Bob Woolmer was one of cricket's great enthusiasts. He was a fine player, who for a while looked as though he might become a very substantial one, but it was as a gently passionate and innovative coach that his reputation will stand.

Like many outstanding coaches, his playing career was abbreviated by injury. His tracksuit reputation was made at Warwickshire in the early 1990s; in 1994 the county lost only four matches in all four competitions, winning three trophies. With captain Dermot Reeve, another original thinker, Woolmer formed the strongest partnership in county cricket. He was then appointed coach of South Africa, a position he held for five years, ending with the aching anti-climax of a World Cup semifinal defeat by Australia; South Africa should have won the match and the tournament.
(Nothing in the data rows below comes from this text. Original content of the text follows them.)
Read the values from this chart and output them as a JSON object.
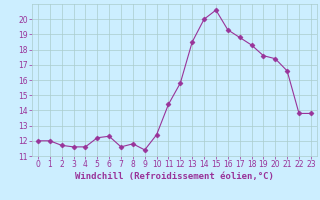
{
  "x": [
    0,
    1,
    2,
    3,
    4,
    5,
    6,
    7,
    8,
    9,
    10,
    11,
    12,
    13,
    14,
    15,
    16,
    17,
    18,
    19,
    20,
    21,
    22,
    23
  ],
  "y": [
    12.0,
    12.0,
    11.7,
    11.6,
    11.6,
    12.2,
    12.3,
    11.6,
    11.8,
    11.4,
    12.4,
    14.4,
    15.8,
    18.5,
    20.0,
    20.6,
    19.3,
    18.8,
    18.3,
    17.6,
    17.4,
    16.6,
    13.8,
    13.8
  ],
  "line_color": "#993399",
  "marker": "D",
  "marker_size": 2.5,
  "bg_color": "#cceeff",
  "grid_color": "#aacccc",
  "xlabel": "Windchill (Refroidissement éolien,°C)",
  "xlabel_color": "#993399",
  "xlim": [
    -0.5,
    23.5
  ],
  "ylim": [
    11.0,
    21.0
  ],
  "yticks": [
    11,
    12,
    13,
    14,
    15,
    16,
    17,
    18,
    19,
    20
  ],
  "xticks": [
    0,
    1,
    2,
    3,
    4,
    5,
    6,
    7,
    8,
    9,
    10,
    11,
    12,
    13,
    14,
    15,
    16,
    17,
    18,
    19,
    20,
    21,
    22,
    23
  ],
  "tick_color": "#993399",
  "tick_fontsize": 5.5,
  "xlabel_fontsize": 6.5
}
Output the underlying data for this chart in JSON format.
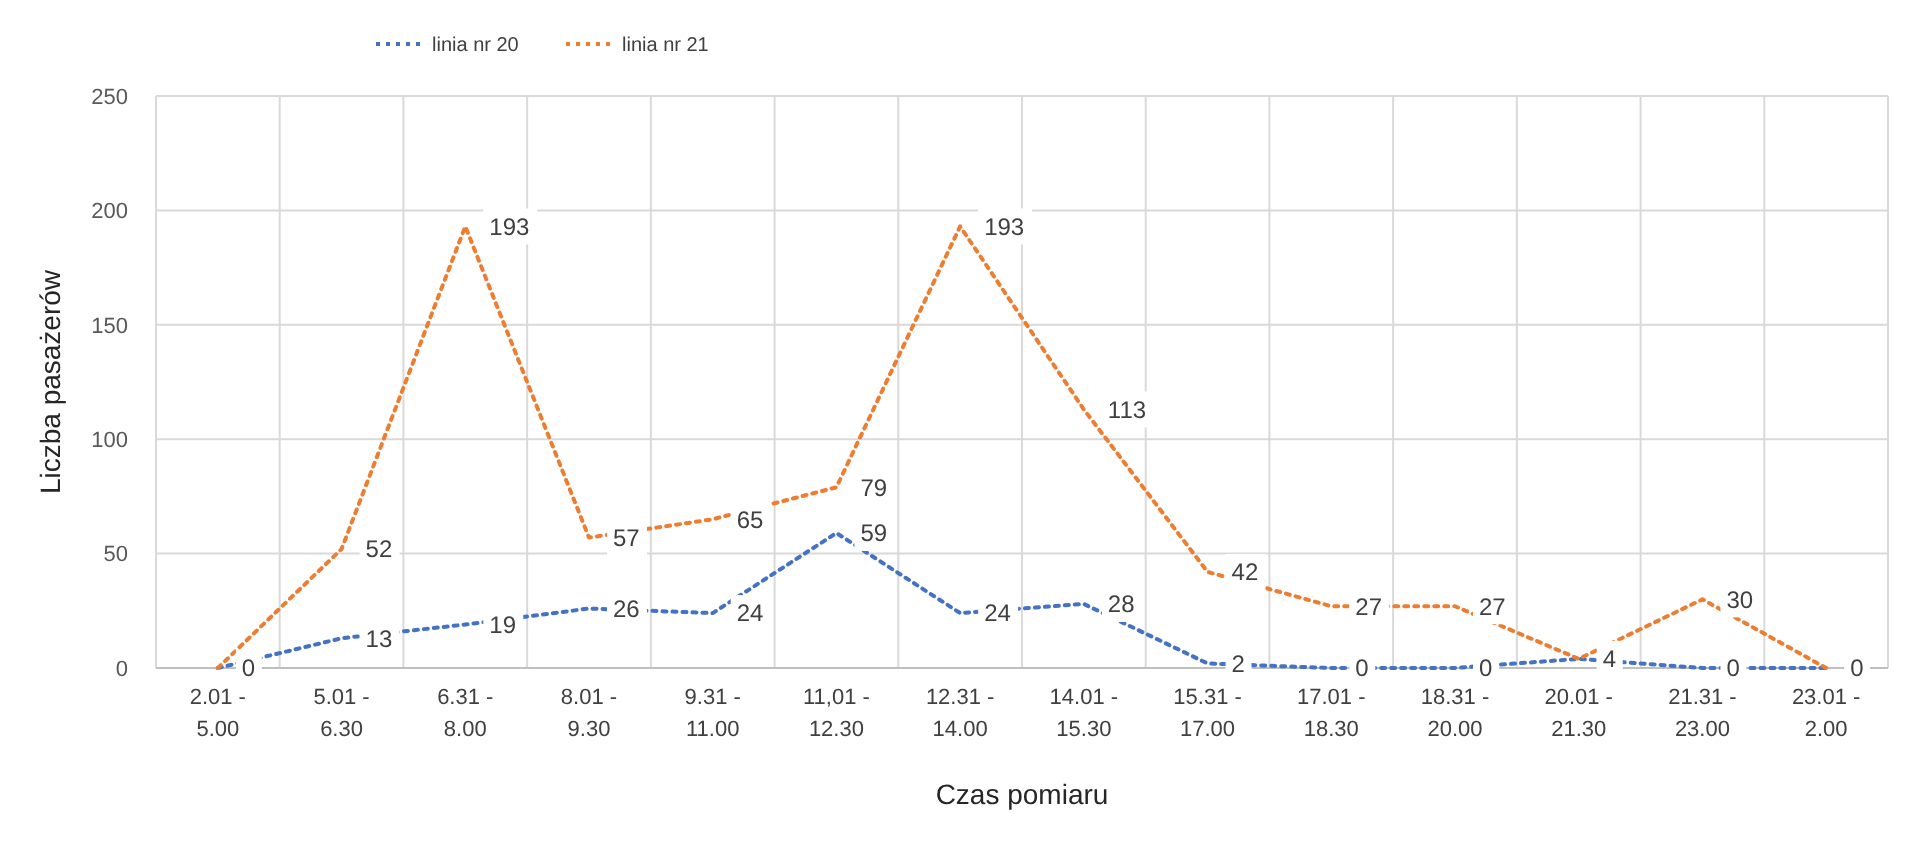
{
  "chart_data": {
    "type": "line",
    "xlabel": "Czas pomiaru",
    "ylabel": "Liczba pasażerów",
    "categories": [
      "2.01 - 5.00",
      "5.01 - 6.30",
      "6.31 - 8.00",
      "8.01 - 9.30",
      "9.31 - 11.00",
      "11,01 - 12.30",
      "12.31 - 14.00",
      "14.01 - 15.30",
      "15.31 - 17.00",
      "17.01 - 18.30",
      "18.31 - 20.00",
      "20.01 - 21.30",
      "21.31 - 23.00",
      "23.01 - 2.00"
    ],
    "series": [
      {
        "name": "linia nr 20",
        "color": "#4472c4",
        "values": [
          0,
          13,
          19,
          26,
          24,
          59,
          24,
          28,
          2,
          0,
          0,
          4,
          0,
          0
        ],
        "value_labels": [
          "0",
          "13",
          "19",
          "26",
          "24",
          "59",
          "24",
          "28",
          "2",
          "0",
          "0",
          "4",
          "0",
          null
        ]
      },
      {
        "name": "linia nr 21",
        "color": "#ed7d31",
        "values": [
          0,
          52,
          193,
          57,
          65,
          79,
          193,
          113,
          42,
          27,
          27,
          4,
          30,
          0
        ],
        "value_labels": [
          null,
          "52",
          "193",
          "57",
          "65",
          "79",
          "193",
          "113",
          "42",
          "27",
          "27",
          null,
          "30",
          "0"
        ]
      }
    ],
    "ylim": [
      0,
      250
    ],
    "yticks": [
      0,
      50,
      100,
      150,
      200,
      250
    ],
    "grid": true,
    "legend": "top left",
    "line_style": "dotted",
    "marker": "none"
  }
}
Following a second, unsuccessful spell at Warwickshire and a stint as the International Cricket Council's high performance manager, he was appointed Pakistan's coach in 2004. He experienced his worst day in that role, the day before his death was announced, when his side were beaten by Ireland in the World Cup.
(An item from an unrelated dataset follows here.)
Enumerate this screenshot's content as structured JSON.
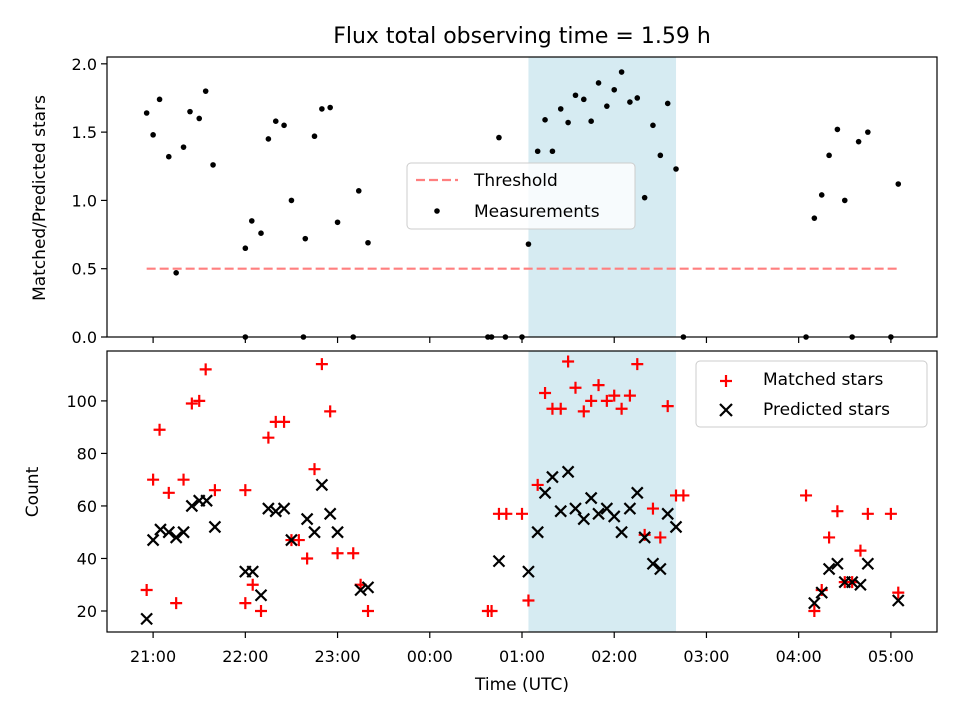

Woolmer was the coach who made the laptop and computer analysis fashionable in the game. He introduced the reverse sweep, which scandalised the purists, as well as less enduring features, such as a radio link-up with his captain and a slab of marble for use in the nets. Sometimes, when his effusiveness strayed into eccentricity, his detractors would roll their eyes and refer to him as "Bull-shit Bob." But even they did so with affection.

Despite being a cheerfully confident and generous individual, he was involved in some of the game's fiercest controversies. He signed for Kerry Packer's World Series Cricket in 1977, just as his Test career was blossoming.

Then, in 1981-82, having forced his way back into the England side, he joined a rebel tour to South Africa and was banned again. He was South Africa's coach during the match-fixing scandal that engulfed the game, though he always maintained that he knew nothing about the dark dealings.

He was Pakistan's coach at the Oval last summer, when the last Test was abandoned following a row over ball-tampering. Before the World Cup this year, he was told he would have to make do without his two most potent bowlers, the injured Mohammad Asif and Shoaib Akhtar, who earlier had failed drugs tests.

All of this seemed aeons away when the young Woolmer dashed along Kent roads in his green MGB-GT. "Bobby England," his team-mates called him, for his ambition to represent his country was intense. He was born in Kanpur, India, and his father, a civil servant, had put a miniature bat into his cot with the words: "I hope this is your life." It certainly was. At Skinner's school, Tunbridge Wells, he excelled at cricket and hockey. He made his first-class debut for Kent in 1968, scoring 50 not out against Essex at Maidstone. But even in 1970, when he won his county cap as a member of the championship winning team, he was batting as low as nine in the order.

His main value to the side was as a medium-paced inswing bowler, particularly in one-day cricket. And it was as a bowler who could bat that he was first chosen to play for England in a one-day international against Australia in 1972. It was in South Africa that he learned to bat up the order, for Natal, and make the ball swing away as well as in.

In 1974 he moved up to number five in the order for Kent, and the following summer, when he was one of Wisden's five cricketers of the year, he made his Test debut against Australia, scoring 33 and 31. In his second match, at the Oval, he scored 149, reaching his century in six and a half hours, the slowest by an Englishman against Australia.

Usually, there was touch and elegance about his batting, much influenced by Colin Cowdrey, and when he scored successive centuries against Australia in 1977 it seemed certain that he would win many more than his 19 Test caps. He scored 1,059 Test runs at an average of 33.09, and in all first class matches 15,772 runs at an average of 33.55. He took 420 wickets at 27.85, but only four for England.